Is there a way to run a query and then get a report and what execution plan was actually followed? Or am I misunderstanding this output?
UPDATE
I noticed that the Cardinality for some of my indexes was NULL, so I ANALYZEd all of the tables.
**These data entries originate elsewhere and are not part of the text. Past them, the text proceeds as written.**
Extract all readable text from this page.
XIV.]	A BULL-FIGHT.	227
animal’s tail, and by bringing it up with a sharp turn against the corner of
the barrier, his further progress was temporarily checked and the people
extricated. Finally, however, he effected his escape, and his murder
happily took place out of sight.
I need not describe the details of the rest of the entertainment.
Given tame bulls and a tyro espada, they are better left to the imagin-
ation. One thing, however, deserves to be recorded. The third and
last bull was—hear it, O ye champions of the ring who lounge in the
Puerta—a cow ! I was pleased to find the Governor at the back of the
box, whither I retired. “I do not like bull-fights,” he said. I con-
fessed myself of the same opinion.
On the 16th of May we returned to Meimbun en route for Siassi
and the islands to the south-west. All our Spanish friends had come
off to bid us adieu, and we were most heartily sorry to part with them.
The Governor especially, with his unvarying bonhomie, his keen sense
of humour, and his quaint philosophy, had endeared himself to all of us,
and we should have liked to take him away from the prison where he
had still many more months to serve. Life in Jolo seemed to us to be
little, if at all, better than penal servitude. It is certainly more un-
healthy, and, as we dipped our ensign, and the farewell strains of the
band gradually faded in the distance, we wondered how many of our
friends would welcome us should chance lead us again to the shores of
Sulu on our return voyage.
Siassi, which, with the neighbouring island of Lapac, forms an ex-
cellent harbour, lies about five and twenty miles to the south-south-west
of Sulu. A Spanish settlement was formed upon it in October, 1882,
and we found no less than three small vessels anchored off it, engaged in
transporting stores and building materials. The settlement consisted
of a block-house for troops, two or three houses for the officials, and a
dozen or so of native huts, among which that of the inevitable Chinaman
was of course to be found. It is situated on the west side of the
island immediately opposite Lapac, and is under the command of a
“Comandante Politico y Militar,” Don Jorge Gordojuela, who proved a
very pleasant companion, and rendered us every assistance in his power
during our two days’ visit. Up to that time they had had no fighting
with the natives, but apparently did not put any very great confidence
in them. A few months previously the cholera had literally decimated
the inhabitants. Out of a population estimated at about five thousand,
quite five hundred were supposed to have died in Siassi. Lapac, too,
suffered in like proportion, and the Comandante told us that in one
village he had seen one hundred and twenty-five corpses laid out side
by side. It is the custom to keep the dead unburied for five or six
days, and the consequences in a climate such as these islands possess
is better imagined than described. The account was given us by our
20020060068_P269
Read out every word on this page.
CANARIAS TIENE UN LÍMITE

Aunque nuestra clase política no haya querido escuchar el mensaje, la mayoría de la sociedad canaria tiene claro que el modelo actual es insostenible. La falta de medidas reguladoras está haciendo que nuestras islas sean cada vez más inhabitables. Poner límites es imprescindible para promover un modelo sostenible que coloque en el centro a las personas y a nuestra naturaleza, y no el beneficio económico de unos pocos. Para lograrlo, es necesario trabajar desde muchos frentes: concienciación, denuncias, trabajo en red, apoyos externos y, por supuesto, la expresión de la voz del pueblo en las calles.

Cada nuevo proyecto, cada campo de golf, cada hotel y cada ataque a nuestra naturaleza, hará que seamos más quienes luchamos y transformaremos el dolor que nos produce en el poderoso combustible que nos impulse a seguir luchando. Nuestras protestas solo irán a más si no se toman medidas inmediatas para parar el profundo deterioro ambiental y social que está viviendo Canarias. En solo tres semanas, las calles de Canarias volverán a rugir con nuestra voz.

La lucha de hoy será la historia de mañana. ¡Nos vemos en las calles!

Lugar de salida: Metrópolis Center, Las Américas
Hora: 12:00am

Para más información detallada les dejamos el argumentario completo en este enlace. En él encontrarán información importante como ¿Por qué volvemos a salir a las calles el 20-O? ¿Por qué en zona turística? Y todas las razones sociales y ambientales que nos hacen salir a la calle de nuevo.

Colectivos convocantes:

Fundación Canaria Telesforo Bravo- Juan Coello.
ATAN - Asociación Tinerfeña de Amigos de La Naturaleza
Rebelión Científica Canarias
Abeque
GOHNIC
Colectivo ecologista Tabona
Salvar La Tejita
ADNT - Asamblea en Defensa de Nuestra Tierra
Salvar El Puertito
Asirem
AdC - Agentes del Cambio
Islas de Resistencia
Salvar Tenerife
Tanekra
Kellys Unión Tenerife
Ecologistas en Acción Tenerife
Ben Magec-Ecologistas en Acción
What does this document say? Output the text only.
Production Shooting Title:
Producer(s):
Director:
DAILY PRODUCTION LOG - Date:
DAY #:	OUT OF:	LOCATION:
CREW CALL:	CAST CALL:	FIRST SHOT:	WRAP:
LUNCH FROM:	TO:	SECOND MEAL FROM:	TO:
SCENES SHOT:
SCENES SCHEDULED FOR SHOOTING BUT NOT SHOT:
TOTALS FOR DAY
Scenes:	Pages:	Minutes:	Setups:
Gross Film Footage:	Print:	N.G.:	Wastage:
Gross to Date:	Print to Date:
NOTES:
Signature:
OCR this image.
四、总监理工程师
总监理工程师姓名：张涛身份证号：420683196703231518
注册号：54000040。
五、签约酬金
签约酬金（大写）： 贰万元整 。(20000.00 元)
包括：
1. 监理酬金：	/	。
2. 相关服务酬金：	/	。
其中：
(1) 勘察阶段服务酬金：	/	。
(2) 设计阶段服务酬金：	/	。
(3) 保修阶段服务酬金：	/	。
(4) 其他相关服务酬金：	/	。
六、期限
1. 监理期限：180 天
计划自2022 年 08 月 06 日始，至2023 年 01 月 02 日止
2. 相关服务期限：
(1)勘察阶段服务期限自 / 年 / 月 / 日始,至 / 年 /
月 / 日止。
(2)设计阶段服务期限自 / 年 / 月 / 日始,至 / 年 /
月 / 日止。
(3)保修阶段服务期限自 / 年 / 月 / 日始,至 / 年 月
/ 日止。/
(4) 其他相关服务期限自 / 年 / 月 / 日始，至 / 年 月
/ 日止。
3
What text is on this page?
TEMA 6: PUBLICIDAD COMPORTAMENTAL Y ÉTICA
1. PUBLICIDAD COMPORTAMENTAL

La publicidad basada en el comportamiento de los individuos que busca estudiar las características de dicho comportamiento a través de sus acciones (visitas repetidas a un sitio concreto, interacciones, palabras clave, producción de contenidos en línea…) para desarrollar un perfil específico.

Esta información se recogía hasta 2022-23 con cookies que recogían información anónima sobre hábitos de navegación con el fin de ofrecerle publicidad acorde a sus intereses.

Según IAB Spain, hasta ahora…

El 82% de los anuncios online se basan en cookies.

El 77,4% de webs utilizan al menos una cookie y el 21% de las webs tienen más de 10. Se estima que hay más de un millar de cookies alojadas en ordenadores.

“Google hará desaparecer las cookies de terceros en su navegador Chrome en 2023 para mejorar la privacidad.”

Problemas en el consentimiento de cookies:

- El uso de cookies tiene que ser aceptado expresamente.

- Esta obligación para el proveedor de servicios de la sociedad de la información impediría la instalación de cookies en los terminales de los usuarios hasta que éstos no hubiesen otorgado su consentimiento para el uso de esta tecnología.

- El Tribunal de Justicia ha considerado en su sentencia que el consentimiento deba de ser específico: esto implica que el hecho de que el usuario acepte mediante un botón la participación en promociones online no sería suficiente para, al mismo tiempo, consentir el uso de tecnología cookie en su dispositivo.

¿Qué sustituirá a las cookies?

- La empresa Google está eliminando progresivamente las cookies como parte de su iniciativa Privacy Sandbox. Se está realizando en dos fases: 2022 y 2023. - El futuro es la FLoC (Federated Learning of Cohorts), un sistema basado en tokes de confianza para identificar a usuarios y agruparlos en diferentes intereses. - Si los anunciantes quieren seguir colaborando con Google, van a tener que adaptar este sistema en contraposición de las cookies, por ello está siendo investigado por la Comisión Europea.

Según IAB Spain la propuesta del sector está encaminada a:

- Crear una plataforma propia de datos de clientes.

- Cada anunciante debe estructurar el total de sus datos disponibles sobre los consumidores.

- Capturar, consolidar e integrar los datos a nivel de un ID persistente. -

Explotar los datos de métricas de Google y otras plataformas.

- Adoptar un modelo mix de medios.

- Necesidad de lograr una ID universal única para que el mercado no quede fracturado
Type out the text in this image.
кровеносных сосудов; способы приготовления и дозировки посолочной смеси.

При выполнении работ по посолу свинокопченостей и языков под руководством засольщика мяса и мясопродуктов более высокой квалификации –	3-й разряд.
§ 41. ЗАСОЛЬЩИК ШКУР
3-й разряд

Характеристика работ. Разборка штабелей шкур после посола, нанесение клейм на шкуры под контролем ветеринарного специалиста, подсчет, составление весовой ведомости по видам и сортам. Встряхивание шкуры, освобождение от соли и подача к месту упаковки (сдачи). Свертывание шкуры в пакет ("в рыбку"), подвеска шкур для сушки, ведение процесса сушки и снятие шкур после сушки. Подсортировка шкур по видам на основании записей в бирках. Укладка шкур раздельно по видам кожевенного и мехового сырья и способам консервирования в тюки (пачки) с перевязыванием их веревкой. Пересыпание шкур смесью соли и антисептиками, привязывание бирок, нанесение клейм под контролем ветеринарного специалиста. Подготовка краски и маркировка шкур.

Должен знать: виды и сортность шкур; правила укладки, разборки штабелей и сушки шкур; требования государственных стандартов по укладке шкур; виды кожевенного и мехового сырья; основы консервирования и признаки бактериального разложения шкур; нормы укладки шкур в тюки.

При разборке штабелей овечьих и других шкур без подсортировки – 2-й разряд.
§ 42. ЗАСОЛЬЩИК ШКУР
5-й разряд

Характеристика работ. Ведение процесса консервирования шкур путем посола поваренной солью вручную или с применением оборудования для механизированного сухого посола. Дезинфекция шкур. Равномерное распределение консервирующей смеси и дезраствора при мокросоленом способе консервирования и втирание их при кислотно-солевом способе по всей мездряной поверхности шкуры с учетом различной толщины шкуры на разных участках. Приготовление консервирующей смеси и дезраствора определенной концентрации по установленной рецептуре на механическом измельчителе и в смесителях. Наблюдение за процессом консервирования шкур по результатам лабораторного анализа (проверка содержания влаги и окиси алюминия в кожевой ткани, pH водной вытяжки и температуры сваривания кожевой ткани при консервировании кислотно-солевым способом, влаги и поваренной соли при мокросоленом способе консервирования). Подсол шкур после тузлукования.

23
The latest EXPLAIN reports:
+----+-------------+-------+--------+---------------------------------------------------------+--------------------------+---------+----------------------+------+---------------------+
| id | select_type | table | type | possible_keys | key | key_len | ref | rows | Extra |
+----+-------------+-------+--------+---------------------------------------------------------+--------------------------+---------+----------------------+------+---------------------+
| 1 | SIMPLE | tmk | system | mdisk_objKey_idx | NULL | NULL | NULL | 0 | const row not found |
| 1 | SIMPLE | ter | const | PRIMARY | NULL | NULL | NULL | 1 | |
| 1 | SIMPLE | mdg | ref | mdisk_grp_id_idx,snapIdx | snapIdx | 2 | const | 8 | |
| 1 | SIMPLE | vdc | ref | snapIdx,mdgIdIdx,ownerIdx | snapIdx | 2 | const | 1580 | Using where |
| 1 | SIMPLE | vdk | eq_ref | PRIMARY,vdisk_id_idx,snapIdx | PRIMARY | 3 | svcObjects.vdc.owner | 1 | |
| 1 | SIMPLE | vde | ref | vdiskextent_id_idx,vdiskextent_vdisk_id_idx,snapKey_idx | vdiskextent_vdisk_id_idx | 5 | svcObjects.vdk.id | 300 | Using where |
| 1 | SIMPLE | mdk | ref | mdisk_id_idx,snapKey_idx | mdisk_id_idx | 5 | svcObjects.vde.id | 14 | Using where |
+----+-------------+-------+--------+---------------------------------------------------------+--------------------------+---------+----------------------+------+---------------------+
That multiplies up to 53,088,000, which is much better than the 354,942,843 that were examined in the slow query.
I guess my question now is this... does the behaviour that I've seen get explained by what I did... if the index cardinalities are NULL then the execution plan will appear over-optimistic and may also result in 6-7 times the number of necessary rows being examined?